Helping the poor whom unsustainability hurts is nice and essential but by definition isn’t solving the problem
You’ve heard “the people most affected by our environmental problems are causing it the least, and those causing it the most are the least affected by it.” It sounds unfair.
People who say that sentiment seem then to suggest we should help those hurt the most—the disadvantaged. They sure do try to explain to me that if I don’t focus on them, I’m out of touch.
No one wants to help them more than I do, but look at the statement. If the people affected most aren’t causing the problems, focusing on them means not solving the problem. You might feel good for helping helpless people, but you aren’t solving the problem.
To solve the problem, you have to change the people causing it. I think most Americans and people with access to polluting and depleting resources—including you, almost certainly—want to believe themselves blameless so they avoid looking at their contribution.

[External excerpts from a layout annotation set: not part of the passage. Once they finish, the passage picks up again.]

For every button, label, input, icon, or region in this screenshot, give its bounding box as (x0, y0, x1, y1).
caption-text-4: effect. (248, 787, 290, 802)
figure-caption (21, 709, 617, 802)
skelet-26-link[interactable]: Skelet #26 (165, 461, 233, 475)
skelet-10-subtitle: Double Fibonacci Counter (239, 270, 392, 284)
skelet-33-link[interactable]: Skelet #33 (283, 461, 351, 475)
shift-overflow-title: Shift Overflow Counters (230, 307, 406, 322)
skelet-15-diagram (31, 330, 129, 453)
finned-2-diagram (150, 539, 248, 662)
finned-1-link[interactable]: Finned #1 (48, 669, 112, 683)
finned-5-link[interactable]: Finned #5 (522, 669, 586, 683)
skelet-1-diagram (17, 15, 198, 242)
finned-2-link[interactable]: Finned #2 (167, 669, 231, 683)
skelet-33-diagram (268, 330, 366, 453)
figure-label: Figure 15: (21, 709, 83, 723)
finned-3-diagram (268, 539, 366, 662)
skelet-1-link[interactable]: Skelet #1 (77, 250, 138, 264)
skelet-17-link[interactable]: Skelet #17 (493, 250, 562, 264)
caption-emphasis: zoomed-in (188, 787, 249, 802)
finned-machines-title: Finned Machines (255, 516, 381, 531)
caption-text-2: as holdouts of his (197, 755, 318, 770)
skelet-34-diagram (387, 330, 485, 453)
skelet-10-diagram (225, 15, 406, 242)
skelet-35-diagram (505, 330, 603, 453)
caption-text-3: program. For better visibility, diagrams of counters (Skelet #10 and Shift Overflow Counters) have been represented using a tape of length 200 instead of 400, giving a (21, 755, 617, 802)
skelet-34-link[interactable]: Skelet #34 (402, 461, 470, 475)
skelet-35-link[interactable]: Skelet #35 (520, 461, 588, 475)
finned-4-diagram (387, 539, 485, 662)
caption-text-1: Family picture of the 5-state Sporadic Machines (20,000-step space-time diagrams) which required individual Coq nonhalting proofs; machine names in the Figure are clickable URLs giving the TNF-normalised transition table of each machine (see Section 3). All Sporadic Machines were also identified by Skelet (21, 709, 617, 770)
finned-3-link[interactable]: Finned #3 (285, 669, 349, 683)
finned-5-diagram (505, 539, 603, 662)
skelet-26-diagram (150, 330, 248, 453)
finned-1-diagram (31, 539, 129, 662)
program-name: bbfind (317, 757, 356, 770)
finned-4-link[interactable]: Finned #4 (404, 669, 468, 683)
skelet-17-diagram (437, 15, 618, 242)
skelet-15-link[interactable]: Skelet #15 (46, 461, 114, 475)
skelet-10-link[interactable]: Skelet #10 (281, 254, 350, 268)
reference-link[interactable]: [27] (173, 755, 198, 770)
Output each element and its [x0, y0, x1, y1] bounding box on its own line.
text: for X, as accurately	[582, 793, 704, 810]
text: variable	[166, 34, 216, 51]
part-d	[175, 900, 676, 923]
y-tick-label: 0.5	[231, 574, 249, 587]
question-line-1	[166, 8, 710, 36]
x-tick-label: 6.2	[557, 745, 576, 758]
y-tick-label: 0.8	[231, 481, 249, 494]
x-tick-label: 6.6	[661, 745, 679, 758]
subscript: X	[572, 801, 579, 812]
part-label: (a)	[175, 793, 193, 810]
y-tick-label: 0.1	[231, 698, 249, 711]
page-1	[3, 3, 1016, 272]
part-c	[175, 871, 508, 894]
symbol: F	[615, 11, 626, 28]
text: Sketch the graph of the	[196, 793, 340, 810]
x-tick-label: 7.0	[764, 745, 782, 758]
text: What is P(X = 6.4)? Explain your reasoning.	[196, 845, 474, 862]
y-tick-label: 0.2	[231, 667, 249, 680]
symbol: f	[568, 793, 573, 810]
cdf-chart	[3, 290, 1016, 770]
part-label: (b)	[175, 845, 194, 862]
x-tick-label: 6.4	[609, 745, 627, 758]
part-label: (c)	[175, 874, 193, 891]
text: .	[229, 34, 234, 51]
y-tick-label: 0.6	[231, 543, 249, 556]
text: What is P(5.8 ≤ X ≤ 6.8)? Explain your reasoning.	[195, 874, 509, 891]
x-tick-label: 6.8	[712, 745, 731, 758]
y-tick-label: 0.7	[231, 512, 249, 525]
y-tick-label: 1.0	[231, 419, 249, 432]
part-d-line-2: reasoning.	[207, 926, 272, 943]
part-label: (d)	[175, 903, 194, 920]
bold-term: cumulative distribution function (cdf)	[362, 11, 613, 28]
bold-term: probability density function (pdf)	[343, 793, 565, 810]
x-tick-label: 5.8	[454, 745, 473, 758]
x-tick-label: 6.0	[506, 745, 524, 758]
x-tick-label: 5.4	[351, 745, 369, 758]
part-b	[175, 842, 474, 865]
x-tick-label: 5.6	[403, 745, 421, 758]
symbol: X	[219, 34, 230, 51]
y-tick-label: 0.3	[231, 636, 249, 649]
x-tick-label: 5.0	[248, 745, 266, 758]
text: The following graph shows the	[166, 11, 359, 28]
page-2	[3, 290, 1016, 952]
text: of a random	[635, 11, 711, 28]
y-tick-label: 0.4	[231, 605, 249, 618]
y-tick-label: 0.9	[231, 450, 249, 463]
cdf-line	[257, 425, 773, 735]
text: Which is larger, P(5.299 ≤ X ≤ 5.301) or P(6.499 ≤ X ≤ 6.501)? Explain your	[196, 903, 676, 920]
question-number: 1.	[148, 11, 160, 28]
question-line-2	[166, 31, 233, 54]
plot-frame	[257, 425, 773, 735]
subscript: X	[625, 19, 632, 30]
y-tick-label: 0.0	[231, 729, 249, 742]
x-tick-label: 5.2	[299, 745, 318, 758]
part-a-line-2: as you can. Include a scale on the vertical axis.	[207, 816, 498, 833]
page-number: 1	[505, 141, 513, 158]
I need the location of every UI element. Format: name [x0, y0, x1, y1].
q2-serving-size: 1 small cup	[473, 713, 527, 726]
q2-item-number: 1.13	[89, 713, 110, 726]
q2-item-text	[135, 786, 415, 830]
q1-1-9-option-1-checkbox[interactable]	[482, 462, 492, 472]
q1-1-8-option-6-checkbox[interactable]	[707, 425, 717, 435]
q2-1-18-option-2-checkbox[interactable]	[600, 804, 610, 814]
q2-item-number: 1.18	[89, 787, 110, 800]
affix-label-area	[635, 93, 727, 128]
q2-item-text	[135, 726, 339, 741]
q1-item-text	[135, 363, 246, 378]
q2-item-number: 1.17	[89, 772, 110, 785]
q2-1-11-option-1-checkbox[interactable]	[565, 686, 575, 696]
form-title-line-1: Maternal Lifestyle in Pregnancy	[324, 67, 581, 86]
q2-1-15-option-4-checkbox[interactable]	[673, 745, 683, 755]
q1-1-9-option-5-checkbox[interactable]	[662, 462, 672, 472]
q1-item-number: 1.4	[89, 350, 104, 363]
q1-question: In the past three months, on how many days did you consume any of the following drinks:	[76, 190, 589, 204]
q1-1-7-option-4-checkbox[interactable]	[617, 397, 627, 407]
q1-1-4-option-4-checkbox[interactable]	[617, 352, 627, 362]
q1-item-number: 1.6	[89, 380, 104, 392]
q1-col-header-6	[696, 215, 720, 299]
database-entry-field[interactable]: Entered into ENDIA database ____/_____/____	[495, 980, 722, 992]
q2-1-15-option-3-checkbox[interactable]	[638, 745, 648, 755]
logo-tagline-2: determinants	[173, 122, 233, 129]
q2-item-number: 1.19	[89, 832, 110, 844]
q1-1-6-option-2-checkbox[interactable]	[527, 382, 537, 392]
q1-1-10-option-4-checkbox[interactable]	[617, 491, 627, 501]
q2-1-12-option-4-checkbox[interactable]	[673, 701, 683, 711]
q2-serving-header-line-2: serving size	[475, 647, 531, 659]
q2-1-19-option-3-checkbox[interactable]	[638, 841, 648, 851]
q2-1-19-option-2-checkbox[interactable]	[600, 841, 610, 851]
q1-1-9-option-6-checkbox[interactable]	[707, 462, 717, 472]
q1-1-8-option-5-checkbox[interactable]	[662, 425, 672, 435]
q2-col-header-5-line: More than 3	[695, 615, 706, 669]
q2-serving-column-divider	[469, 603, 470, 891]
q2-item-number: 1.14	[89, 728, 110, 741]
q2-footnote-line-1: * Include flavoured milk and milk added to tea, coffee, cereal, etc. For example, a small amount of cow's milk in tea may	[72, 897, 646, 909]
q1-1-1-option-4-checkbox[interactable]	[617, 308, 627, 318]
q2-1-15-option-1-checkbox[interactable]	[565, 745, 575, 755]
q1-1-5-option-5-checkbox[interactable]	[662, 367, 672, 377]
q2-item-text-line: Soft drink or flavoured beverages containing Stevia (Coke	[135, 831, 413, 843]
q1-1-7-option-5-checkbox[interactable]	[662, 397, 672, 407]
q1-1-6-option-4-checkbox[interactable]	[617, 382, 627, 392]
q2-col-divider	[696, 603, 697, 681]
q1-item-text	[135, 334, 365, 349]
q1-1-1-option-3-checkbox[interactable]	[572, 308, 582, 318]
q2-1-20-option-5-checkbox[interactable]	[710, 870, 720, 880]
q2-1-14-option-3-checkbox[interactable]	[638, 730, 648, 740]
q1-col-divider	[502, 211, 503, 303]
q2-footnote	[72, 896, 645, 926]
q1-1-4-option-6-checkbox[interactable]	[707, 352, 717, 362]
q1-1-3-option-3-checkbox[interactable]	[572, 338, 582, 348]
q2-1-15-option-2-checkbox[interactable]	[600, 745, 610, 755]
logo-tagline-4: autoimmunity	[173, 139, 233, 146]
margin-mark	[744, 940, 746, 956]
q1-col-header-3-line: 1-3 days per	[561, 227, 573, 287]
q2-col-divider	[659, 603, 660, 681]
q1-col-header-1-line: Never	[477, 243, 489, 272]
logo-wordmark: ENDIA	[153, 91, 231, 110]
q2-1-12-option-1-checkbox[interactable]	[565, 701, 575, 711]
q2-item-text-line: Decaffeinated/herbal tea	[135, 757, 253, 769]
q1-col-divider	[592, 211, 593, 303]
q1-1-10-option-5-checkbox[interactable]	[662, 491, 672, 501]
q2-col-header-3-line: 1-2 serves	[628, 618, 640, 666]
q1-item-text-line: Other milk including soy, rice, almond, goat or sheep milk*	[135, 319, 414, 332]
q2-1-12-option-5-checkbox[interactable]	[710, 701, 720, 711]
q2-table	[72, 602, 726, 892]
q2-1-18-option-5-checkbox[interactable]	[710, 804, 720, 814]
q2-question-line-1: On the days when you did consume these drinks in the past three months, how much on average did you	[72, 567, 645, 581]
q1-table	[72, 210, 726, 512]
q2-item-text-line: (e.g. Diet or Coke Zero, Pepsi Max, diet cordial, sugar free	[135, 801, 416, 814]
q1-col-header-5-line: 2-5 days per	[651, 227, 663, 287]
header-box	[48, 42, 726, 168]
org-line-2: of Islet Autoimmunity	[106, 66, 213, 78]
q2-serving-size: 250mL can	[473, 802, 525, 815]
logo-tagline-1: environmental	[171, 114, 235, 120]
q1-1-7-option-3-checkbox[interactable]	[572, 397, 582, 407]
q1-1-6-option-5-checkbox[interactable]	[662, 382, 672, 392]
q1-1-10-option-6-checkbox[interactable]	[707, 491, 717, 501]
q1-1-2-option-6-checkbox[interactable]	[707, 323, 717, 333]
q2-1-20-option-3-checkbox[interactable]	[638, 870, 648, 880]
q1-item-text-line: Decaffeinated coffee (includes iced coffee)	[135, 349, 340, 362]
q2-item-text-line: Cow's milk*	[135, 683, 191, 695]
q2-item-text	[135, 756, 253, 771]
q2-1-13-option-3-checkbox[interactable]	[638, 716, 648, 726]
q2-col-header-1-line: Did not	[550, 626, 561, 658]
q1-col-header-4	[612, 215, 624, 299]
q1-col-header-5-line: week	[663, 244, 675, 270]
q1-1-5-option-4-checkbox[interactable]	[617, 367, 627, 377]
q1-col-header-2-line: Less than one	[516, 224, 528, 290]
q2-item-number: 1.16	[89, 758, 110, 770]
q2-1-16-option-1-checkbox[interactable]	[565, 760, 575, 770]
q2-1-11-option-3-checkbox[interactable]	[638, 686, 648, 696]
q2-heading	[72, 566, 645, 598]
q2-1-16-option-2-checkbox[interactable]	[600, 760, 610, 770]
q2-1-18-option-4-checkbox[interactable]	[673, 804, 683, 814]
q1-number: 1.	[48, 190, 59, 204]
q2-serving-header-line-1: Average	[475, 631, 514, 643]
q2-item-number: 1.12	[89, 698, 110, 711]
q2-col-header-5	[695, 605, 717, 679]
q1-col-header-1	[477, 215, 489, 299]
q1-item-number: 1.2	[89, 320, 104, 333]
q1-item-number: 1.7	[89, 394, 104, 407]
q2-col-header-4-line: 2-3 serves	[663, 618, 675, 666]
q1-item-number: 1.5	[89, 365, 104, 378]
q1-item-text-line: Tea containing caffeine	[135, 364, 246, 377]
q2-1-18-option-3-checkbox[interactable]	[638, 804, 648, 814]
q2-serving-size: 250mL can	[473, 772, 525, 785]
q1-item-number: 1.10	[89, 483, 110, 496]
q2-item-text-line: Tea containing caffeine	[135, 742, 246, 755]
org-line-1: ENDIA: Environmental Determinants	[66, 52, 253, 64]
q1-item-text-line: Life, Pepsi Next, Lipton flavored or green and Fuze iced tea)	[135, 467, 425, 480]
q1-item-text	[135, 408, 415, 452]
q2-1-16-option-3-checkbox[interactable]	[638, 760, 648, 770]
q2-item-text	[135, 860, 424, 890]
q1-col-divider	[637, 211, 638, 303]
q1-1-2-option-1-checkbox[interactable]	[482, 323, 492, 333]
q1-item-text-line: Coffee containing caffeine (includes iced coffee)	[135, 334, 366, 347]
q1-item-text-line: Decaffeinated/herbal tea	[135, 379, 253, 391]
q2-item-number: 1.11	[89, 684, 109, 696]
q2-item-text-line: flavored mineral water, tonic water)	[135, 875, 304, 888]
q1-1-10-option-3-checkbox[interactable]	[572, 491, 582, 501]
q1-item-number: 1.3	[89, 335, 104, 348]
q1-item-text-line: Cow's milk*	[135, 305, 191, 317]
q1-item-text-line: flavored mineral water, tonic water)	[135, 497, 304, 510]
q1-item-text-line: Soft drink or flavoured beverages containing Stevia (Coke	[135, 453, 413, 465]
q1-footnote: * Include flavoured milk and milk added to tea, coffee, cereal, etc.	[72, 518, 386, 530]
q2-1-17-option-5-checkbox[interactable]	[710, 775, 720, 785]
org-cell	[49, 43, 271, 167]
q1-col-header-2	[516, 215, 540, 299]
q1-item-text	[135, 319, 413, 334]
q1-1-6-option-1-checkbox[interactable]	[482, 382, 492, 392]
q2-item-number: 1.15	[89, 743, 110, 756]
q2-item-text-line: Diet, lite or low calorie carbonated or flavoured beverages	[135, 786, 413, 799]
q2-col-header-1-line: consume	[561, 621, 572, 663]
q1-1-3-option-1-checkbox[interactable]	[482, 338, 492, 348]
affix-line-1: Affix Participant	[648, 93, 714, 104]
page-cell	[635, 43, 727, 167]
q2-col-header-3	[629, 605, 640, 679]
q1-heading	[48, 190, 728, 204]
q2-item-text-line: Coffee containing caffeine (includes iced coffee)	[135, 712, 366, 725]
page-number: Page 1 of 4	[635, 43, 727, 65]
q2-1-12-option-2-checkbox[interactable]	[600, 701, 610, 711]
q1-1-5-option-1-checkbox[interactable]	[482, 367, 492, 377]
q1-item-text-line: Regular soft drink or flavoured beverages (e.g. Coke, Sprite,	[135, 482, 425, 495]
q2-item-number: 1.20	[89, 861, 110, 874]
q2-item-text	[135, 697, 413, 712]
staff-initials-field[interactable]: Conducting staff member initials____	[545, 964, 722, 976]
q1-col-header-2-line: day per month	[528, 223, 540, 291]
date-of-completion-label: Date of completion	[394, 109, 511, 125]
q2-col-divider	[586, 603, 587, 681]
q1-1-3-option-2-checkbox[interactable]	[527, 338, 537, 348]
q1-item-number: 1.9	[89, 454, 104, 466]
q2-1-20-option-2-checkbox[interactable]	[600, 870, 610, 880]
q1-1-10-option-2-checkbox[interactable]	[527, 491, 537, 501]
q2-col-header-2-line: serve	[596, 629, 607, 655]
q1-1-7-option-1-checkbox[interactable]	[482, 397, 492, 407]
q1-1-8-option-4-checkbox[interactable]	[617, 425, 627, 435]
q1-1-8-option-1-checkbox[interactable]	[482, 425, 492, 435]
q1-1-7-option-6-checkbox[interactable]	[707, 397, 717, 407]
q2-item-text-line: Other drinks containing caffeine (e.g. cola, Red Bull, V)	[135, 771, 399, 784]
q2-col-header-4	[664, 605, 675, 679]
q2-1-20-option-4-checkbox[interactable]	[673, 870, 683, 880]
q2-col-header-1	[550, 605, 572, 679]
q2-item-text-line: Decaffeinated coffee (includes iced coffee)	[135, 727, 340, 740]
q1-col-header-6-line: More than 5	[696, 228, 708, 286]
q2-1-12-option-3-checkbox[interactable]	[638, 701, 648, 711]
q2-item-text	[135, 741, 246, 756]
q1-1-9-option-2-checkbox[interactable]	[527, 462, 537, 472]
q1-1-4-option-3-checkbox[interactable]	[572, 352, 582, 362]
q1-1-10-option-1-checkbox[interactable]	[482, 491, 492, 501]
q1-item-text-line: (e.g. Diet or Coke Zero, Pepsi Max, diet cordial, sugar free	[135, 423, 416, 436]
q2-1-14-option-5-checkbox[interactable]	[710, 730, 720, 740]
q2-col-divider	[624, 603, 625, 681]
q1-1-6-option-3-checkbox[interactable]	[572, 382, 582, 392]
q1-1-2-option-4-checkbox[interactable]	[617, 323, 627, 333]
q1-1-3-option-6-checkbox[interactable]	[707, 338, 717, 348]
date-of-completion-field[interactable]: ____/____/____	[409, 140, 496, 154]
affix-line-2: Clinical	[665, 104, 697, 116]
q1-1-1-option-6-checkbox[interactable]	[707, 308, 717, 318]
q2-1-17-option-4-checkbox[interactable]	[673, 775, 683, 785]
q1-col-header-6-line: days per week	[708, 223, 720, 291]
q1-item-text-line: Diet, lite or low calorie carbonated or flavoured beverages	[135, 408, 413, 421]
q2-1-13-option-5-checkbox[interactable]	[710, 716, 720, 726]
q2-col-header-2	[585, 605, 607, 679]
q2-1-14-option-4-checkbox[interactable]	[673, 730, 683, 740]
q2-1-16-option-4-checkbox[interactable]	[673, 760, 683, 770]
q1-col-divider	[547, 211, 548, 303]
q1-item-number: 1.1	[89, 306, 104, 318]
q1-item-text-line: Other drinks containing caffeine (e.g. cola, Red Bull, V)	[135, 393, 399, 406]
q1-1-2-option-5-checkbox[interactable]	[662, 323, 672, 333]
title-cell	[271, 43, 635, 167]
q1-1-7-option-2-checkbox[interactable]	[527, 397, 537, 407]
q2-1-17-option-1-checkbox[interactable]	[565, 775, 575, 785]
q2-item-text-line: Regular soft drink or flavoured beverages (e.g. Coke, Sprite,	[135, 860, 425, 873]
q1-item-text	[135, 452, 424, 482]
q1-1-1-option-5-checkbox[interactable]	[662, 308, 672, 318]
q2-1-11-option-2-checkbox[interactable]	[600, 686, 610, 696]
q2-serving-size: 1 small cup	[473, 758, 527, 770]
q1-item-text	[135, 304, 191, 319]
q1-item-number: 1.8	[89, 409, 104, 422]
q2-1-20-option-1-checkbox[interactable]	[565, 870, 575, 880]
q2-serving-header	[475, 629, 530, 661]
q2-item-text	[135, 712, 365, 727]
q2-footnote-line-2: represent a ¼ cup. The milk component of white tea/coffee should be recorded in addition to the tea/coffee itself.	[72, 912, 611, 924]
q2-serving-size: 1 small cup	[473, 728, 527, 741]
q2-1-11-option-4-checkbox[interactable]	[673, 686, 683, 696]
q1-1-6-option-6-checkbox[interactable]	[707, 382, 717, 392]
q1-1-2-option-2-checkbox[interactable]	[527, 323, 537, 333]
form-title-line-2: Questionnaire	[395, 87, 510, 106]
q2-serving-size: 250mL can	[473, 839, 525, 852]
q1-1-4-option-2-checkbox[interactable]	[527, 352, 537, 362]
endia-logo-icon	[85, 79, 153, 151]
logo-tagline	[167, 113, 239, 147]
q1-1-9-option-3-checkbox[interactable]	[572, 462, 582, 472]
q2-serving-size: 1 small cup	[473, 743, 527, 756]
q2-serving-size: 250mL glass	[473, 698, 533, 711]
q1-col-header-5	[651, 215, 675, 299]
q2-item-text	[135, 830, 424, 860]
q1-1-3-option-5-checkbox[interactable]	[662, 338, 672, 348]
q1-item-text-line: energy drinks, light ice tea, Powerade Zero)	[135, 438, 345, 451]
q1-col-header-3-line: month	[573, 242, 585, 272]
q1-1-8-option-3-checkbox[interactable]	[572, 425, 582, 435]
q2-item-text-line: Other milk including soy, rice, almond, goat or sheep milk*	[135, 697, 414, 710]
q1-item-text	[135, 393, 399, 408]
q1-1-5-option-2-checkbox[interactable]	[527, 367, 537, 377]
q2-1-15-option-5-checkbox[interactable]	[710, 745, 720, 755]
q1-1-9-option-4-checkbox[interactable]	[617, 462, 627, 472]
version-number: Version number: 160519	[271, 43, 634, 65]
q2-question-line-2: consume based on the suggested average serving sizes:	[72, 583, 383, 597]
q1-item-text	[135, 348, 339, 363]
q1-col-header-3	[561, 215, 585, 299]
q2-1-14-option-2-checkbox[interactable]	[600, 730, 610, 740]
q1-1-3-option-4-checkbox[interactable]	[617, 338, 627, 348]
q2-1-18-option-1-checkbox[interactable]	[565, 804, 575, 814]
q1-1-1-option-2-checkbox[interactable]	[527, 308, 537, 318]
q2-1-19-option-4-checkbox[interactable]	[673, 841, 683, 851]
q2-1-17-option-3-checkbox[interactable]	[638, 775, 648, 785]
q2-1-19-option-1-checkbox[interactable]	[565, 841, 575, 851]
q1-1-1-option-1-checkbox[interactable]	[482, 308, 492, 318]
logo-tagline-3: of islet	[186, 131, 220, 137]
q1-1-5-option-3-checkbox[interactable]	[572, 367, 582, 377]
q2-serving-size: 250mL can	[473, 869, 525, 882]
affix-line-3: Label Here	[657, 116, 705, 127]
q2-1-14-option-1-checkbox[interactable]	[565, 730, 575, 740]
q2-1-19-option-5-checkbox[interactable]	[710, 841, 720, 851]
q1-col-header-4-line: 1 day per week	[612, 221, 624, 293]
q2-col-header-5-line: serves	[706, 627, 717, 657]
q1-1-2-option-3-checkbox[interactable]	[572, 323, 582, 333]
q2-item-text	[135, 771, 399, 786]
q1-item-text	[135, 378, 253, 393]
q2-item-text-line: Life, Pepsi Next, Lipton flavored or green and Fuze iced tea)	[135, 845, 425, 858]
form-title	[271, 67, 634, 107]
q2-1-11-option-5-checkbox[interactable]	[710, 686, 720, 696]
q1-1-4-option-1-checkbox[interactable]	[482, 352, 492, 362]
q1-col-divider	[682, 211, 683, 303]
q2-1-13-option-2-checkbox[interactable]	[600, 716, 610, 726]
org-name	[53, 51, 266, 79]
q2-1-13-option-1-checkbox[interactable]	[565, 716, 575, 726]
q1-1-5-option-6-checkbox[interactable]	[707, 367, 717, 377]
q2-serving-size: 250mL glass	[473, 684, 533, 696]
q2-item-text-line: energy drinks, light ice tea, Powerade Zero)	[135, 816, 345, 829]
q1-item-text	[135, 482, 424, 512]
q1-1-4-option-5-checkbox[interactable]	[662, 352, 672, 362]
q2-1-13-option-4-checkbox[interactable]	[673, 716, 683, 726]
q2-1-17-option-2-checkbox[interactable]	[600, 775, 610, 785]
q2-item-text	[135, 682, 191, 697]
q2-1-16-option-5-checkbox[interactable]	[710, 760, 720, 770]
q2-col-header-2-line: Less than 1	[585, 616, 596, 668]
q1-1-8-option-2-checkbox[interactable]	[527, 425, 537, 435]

But those who buy airplane tickets, SUVs, packaged food, food shipped from around the world, big houses, and so on are the ones causing the problem. We have to focus on ourselves, not just people polluting and depleting more than we do.
But the bottom line is that focusing on people and cultures suffering the most distracts us from solving the problems, usually including ourselves. Not focusing on those causing the problems perpetuate the problems. That misalignment is why I focus on leading people who pollute and deplete the most and find role models among people who could have hurt others but didn’t.